Yes, and we did it together with them. It’s also important to remember that neither this group nor any other that I was involved in, has ever asked for governmental money. We wanted to be independent and we always raised the money ourselves. But never from the government. All these groups were involved in political activism, but it’s really sincere only when artists don’t help politicians, when they stay “insecure”.
And then the curators of documenta 11 in Kassel (2002) invited the group Huit Facettes to present the Hamdallaye project?
Actually, they wanted us to reconstruct the workshop of Hamdallaye a few years later. I didn’t like this idea, so I refused to go.
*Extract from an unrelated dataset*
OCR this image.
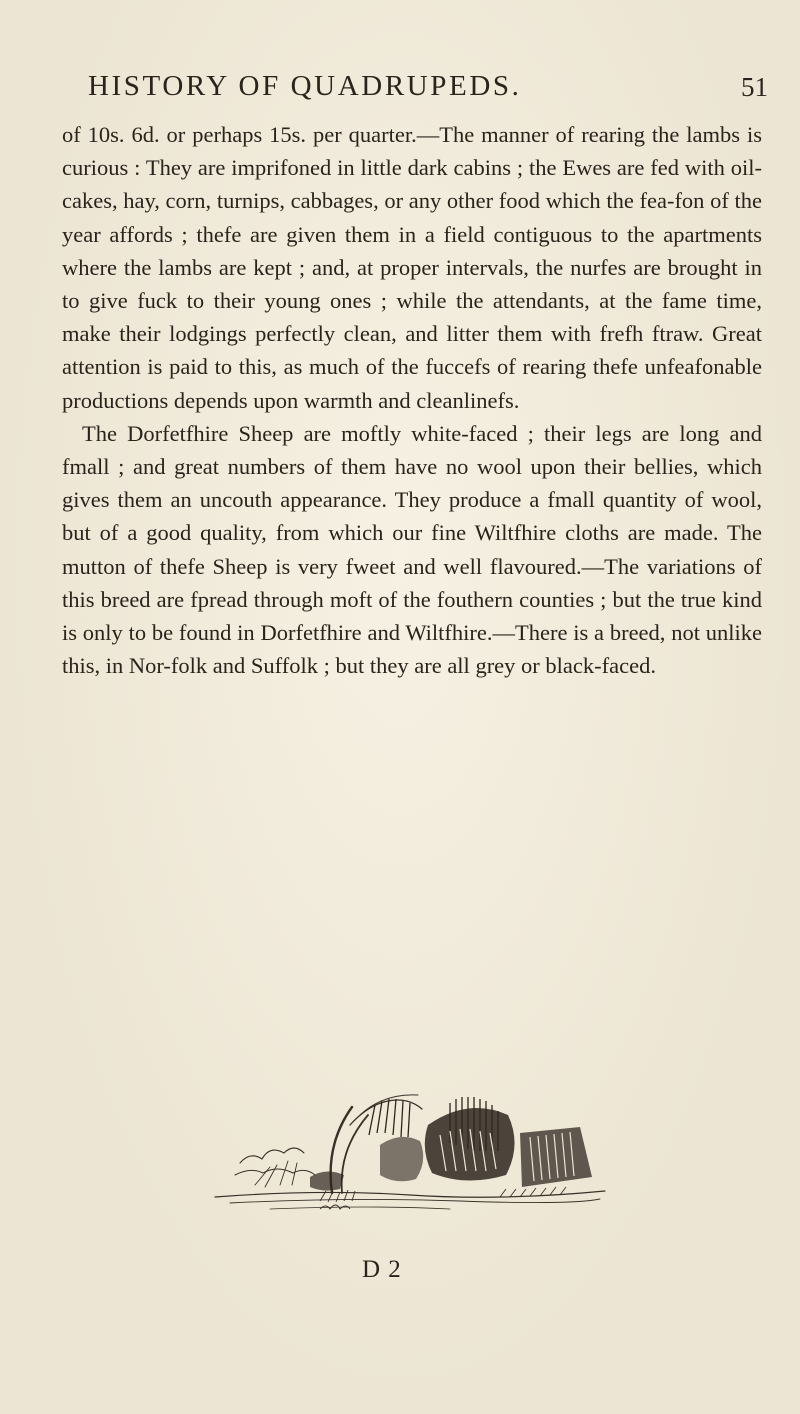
HISTORY OF QUADRUPEDS.	51

of 10s. 6d. or perhaps 15s. per quarter.—The manner of rearing the lambs is curious : They are imprifoned in little dark cabins ; the Ewes are fed with oil-cakes, hay, corn, turnips, cabbages, or any other food which the fea-fon of the year affords ; thefe are given them in a field contiguous to the apartments where the lambs are kept ; and, at proper intervals, the nurfes are brought in to give fuck to their young ones ; while the attendants, at the fame time, make their lodgings perfectly clean, and litter them with frefh ftraw. Great attention is paid to this, as much of the fuccefs of rearing thefe unfeafonable productions depends upon warmth and cleanlinefs.

The Dorfetfhire Sheep are moftly white-faced ; their legs are long and fmall ; and great numbers of them have no wool upon their bellies, which gives them an uncouth appearance. They produce a fmall quantity of wool, but of a good quality, from which our fine Wiltfhire cloths are made. The mutton of thefe Sheep is very fweet and well flavoured.—The variations of this breed are fpread through moft of the fouthern counties ; but the true kind is only to be found in Dorfetfhire and Wiltfhire.—There is a breed, not unlike this, in Nor-folk and Suffolk ; but they are all grey or black-faced.

D 2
Instead, I offered my place to one local artist from Hamdallaye who stood in for me. And he was so happy to go there; it was his first trip abroad! I went to Documenta 10 with Clémentine Deliss to present the Village des Arts, but in general I don’t like biennales or these kinds of events. I much more prefer to produce the structure and not be absorbed by it.
Do you still work together as a group?
Well, one of us has emigrated and another one has died… But we still call ourselves Huit Facettes – Eight Facets – although we are no longer a group of eight. If there is an opportunity, it could still happen that we would work together.
BIO
El Hadji Sy (born in 1954 in Dakar) - artist, painter, activist, curator, and one of the key figures of the West African art scene after its independence. He studied at the École nationale des Beaux-Arts in Dakar. Sy co-created such initiatives as Village des Artes, Laboratoire AGIT’ART, Tenq, and Huit Facettes. His works were exhibited in Weltkulturen Museum in Frankfurt, White Chapel Gallery in London, as well as the Biennale in São Paulo among others. In his practice Sy tests the field of art and possible ways of using art in various ways – he used radical theatre experiments, worked with local communities in Dakar, the Senegalese province and a mental hospital, and used painting as part of a performative, choreographic procedure.
Małgorzata Ludwisiak Director of Center for Contemporary Art Ujazdowski Castle (since October 2014). Before used to work as a Deputy Director of the Muzeum Sztuki in Lodz (2008-2014), art critic, art historian, curator. Doctor of Philosophy, she graduated from University of Łódź (history of art), also studied philosophy. Member of AICA (polish section). Since 2001 until today, she publishes critical texts in polish art magazines inter alia in Obieg, Arteon, Exit and Kresy and in the exhibition catalogues. Co-curated (together with Jarosław Lubiak) a renowned exhibition Correspondences. Modern Art and Universalism in Muzeum Sztuki (2012–2013). She was a director of Łódź Biennale 2006 – second edition of the International Art Biennale – as well as a creator and director of Łódź Design 2007 – a first design and architecture festival in Poland. A curator of visual arts program and C.D.N. exhibition within the Festival of Dialogue of Four Cultures 2008. Member of AICA and CIMAM.
*Cover photo: El Hadji Sy, Plekhanov 7 / The Ashes of Pierre Lods [Les Cendres de Pierre Lods]. Performance. Théâtre de Verdure, Centre Culturel Français, Dakar 1990. Photographer unknown. Courtesy of Weltkulturen Museum, Frankfurt
1. M. Diouf, El Hadji Sy and the quest for a post-négritude aesthetics, „El Hadji Sy. Painting, Performance, Politics”, red. C. Deliss, Y. Mutumba, Weltkulturen Museum, Frankfurt 2015, 13–140.